Myron’s ancient Greek sculpture depicts a male discus thrower. The sculptor captures the tension in the still moment, that split second just before the discus is thrown where all physical and mental power is intensively accumulated.
The Discobolus expresses the ancient Greek spirit of the age. Homer’s ‘aiein aristevein’ translated as ‘always be excellent’, is the essence of this spirit. The Greek athlete is an Olympic symbol. The Olympic Landmark is the Discobolus.
The landmark attempts to incorporate in its form the essence of the Discobolus. The issues of excellency, capturing motion and tension are taken on board.

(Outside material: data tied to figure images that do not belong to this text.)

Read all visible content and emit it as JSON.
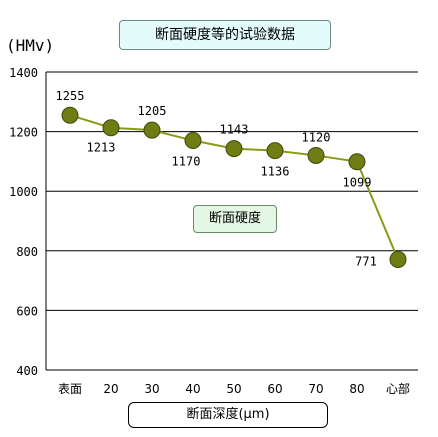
{
  "chart_data": {
    "type": "line",
    "title": "断面硬度等的试验数据",
    "ylabel": "(HMv)",
    "xlabel": "断面深度(μm)",
    "categories": [
      "表面",
      "20",
      "30",
      "40",
      "50",
      "60",
      "70",
      "80",
      "心部"
    ],
    "series": [
      {
        "name": "断面硬度",
        "values": [
          1255,
          1213,
          1205,
          1170,
          1143,
          1136,
          1120,
          1099,
          771
        ]
      }
    ],
    "data_labels": [
      "1255",
      "1213",
      "1205",
      "1170",
      "1143",
      "1136",
      "1120",
      "1099",
      "771"
    ],
    "ylim": [
      400,
      1400
    ],
    "yticks": [
      400,
      600,
      800,
      1000,
      1200,
      1400
    ],
    "grid": true,
    "legend": "center",
    "colors": {
      "line": "#8a9a18",
      "marker": "#6f7d14",
      "marker_stroke": "#3f4a0a"
    }
  }
}
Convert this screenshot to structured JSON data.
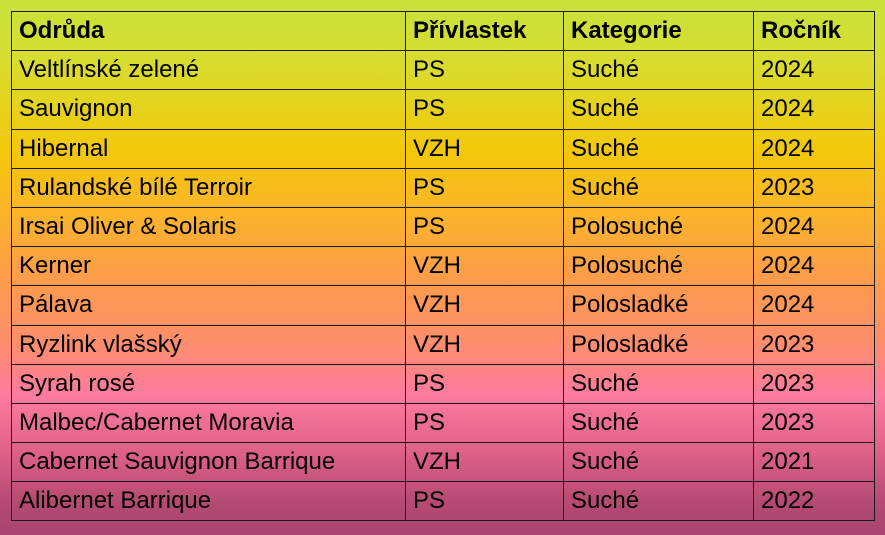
{
  "table": {
    "headers": [
      "Odrůda",
      "Přívlastek",
      "Kategorie",
      "Ročník"
    ],
    "rows": [
      [
        "Veltlínské zelené",
        "PS",
        "Suché",
        "2024"
      ],
      [
        "Sauvignon",
        "PS",
        "Suché",
        "2024"
      ],
      [
        "Hibernal",
        "VZH",
        "Suché",
        "2024"
      ],
      [
        "Rulandské bílé Terroir",
        "PS",
        "Suché",
        "2023"
      ],
      [
        "Irsai Oliver & Solaris",
        "PS",
        "Polosuché",
        "2024"
      ],
      [
        "Kerner",
        "VZH",
        "Polosuché",
        "2024"
      ],
      [
        "Pálava",
        "VZH",
        "Polosladké",
        "2024"
      ],
      [
        "Ryzlink vlašský",
        "VZH",
        "Polosladké",
        "2023"
      ],
      [
        "Syrah rosé",
        "PS",
        "Suché",
        "2023"
      ],
      [
        "Malbec/Cabernet Moravia",
        "PS",
        "Suché",
        "2023"
      ],
      [
        "Cabernet Sauvignon Barrique",
        "VZH",
        "Suché",
        "2021"
      ],
      [
        "Alibernet Barrique",
        "PS",
        "Suché",
        "2022"
      ]
    ]
  },
  "colors": {
    "gradient_top": "#c8e23c",
    "gradient_mid": "#fbb42a",
    "gradient_pink": "#fd7aa0",
    "gradient_bottom": "#a84470",
    "border": "#1a1a1a"
  }
}
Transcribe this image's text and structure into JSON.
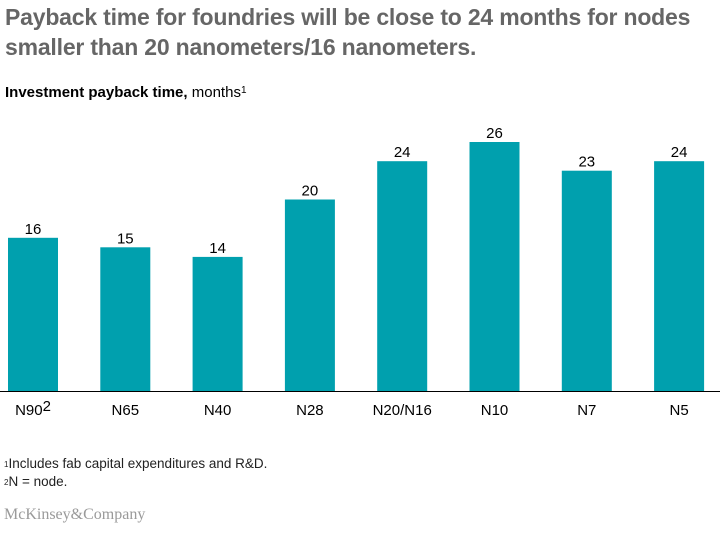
{
  "header": {
    "title": "Payback time for foundries will be close to 24 months for nodes smaller than 20 nanometers/16 nanometers.",
    "subtitle_bold": "Investment payback time,",
    "subtitle_unit": "months",
    "subtitle_sup": "1"
  },
  "colors": {
    "bar": "#00A0AE",
    "axis": "#000000",
    "title": "#666666"
  },
  "chart_data": {
    "type": "bar",
    "title": "Investment payback time, months",
    "categories": [
      "N90",
      "N65",
      "N40",
      "N28",
      "N20/N16",
      "N10",
      "N7",
      "N5"
    ],
    "category_sup": [
      "2",
      "",
      "",
      "",
      "",
      "",
      "",
      ""
    ],
    "values": [
      16,
      15,
      14,
      20,
      24,
      26,
      23,
      24
    ],
    "ylim": [
      0,
      26
    ],
    "grid": false,
    "legend": "none"
  },
  "footnotes": [
    {
      "marker": "1",
      "text": "Includes fab capital expenditures and R&D."
    },
    {
      "marker": "2",
      "text": "N = node."
    }
  ],
  "brand": "McKinsey&Company"
}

Excellency: The Paris bid for the Olympics of 2012 embraces Homer’s gesture of always being excellent: Paris, the city of light, is a city with a brilliant past and present. The bid turns into the starting point of a great future; the Olympic Landmark offering a panorama in the city and in history becomes an emblem, an icon, and a builder of the future.
Capturing motion: Myron’s Discobolus illustrates controlled tension and potential energy, limited to one plane, with very little depth to it. The discus thrower is a carefully composed study of frozen motion. The composition is made up of a series of interlocking arcs.
The project aims to be as Olympic as it can be through its reference to the Discobolus and as Parisian as it can be through its Gothic references which influence its structural form. The gothic tradition’s seek of the sublime is depicted through the decorative patterns of the ‘gothic arc’ and the structural quality of gothic architecture as expressed by Viollet le Duc.